Joe Biden será un presidente débil pero no sólo por su falta de definiciones nuevas de política social y de fiscalidad, sino también por su precario triunfo. Dentro de la norma histórica plenamente vigente con la que los delegados elegidos en los estados designan al presidente, el candidato demócrata obtuvo 306 votos contra 232 de su contrincante, pero con una diferencia de apenas unos 100 mil votos sumados en cuatro estados decisivos, Arizona, Georgia, Pensilvania y Wisconsin, que poseen en conjunto 57 votos electorales. Joe Biden se llevó todos esos grandes electores con décimas de punto porcentual de diferencia en cada uno de ellos, con las cuales superó a Donald Trump en la elección nacional.
Desde México, el respeto de Estados Unidos es pensado con varios componentes principales: no injerencia en asuntos internos; negociación pública y abierta de los temas bilaterales; no utilización unilateral de la fuerza en las relaciones económicas; defensa de los derechos humanos de las y los mexicanos; cooperación en propósitos comunes; cordura ante la política internacional mexicana. Hay muchos aspectos más, pero quizá la mayoría giren en torno a estos vectores.

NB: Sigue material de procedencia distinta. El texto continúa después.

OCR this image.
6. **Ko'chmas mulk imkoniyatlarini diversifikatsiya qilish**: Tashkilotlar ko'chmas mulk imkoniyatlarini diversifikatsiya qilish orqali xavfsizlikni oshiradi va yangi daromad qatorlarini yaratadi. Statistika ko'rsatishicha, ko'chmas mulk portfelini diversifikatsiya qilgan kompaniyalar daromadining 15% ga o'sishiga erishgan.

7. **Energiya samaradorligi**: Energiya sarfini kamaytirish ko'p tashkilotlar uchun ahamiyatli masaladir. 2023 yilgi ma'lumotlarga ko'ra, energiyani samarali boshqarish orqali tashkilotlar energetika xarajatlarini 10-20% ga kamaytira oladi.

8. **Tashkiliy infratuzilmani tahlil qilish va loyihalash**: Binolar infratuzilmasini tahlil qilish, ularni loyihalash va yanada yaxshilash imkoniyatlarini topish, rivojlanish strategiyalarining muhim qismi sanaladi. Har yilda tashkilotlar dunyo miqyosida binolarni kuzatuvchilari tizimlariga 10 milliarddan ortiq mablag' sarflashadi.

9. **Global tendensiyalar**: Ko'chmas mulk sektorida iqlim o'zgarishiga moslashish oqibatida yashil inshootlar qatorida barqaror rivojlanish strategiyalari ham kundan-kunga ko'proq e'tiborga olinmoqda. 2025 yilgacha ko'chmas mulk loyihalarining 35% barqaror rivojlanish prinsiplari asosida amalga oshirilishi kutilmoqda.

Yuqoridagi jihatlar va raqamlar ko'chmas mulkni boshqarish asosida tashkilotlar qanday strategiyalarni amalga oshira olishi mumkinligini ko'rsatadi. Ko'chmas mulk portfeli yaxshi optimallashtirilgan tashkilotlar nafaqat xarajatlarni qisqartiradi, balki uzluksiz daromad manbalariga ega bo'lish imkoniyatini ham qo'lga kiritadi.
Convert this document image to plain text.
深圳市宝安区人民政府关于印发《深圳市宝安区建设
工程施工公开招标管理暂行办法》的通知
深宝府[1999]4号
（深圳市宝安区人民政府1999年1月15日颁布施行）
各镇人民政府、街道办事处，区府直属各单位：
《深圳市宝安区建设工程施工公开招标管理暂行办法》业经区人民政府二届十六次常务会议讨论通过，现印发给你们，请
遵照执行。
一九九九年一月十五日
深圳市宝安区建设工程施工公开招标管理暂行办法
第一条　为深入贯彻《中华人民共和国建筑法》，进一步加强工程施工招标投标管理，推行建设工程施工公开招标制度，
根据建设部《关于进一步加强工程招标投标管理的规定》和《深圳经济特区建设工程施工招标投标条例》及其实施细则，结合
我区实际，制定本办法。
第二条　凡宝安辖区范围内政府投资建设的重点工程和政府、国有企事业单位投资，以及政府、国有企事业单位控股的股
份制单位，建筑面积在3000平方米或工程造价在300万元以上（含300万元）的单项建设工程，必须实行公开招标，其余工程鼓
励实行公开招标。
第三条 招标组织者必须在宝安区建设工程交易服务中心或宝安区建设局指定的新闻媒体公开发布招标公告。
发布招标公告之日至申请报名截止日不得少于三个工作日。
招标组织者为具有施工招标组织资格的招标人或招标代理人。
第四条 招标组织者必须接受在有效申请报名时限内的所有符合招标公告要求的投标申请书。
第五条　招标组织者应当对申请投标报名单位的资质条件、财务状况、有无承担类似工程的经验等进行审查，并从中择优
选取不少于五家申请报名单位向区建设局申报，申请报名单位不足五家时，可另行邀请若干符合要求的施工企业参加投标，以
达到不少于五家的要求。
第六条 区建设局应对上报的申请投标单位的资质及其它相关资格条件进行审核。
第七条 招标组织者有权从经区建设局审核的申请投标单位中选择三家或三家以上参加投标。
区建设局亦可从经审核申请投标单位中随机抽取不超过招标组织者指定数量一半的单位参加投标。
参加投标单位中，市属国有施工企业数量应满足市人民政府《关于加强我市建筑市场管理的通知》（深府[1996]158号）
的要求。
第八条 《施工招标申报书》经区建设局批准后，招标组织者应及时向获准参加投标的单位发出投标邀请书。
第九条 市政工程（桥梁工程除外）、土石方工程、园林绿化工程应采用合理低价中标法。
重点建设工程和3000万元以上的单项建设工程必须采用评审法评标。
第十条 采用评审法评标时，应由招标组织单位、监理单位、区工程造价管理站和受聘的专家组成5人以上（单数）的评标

Estados Unidos vive una profunda crisis de integración nacional porque carece de objetivos comunes, mientras que los dos grandes bandos electorales no tienen tampoco un programa completo, sino definiciones generales. Hay más confusión que certezas. Entre tanto, el ingreso y la riqueza se han concentrado a ciencia y paciencia de una clase política a la que le falta representatividad. Por el otro lado, la opción socialista y democrática, la cual ya es de masas, en especial de jóvenes, aún no alcanza a hacerse presente en la vida política cotidiana del país ni ha logrado integrar a las grandes corrientes que luchan por el respeto a sus derechos: afroamericanos y mexicanos.
Los próximos años podrían ser de encuentros entre grandes conglomerados que fijen un programa básico común. Hay terreno fértil para eso. Entonces quizá los dos países vecinos sean menos antitéticos y empiecen poco a poco a ver desde un mismo punto.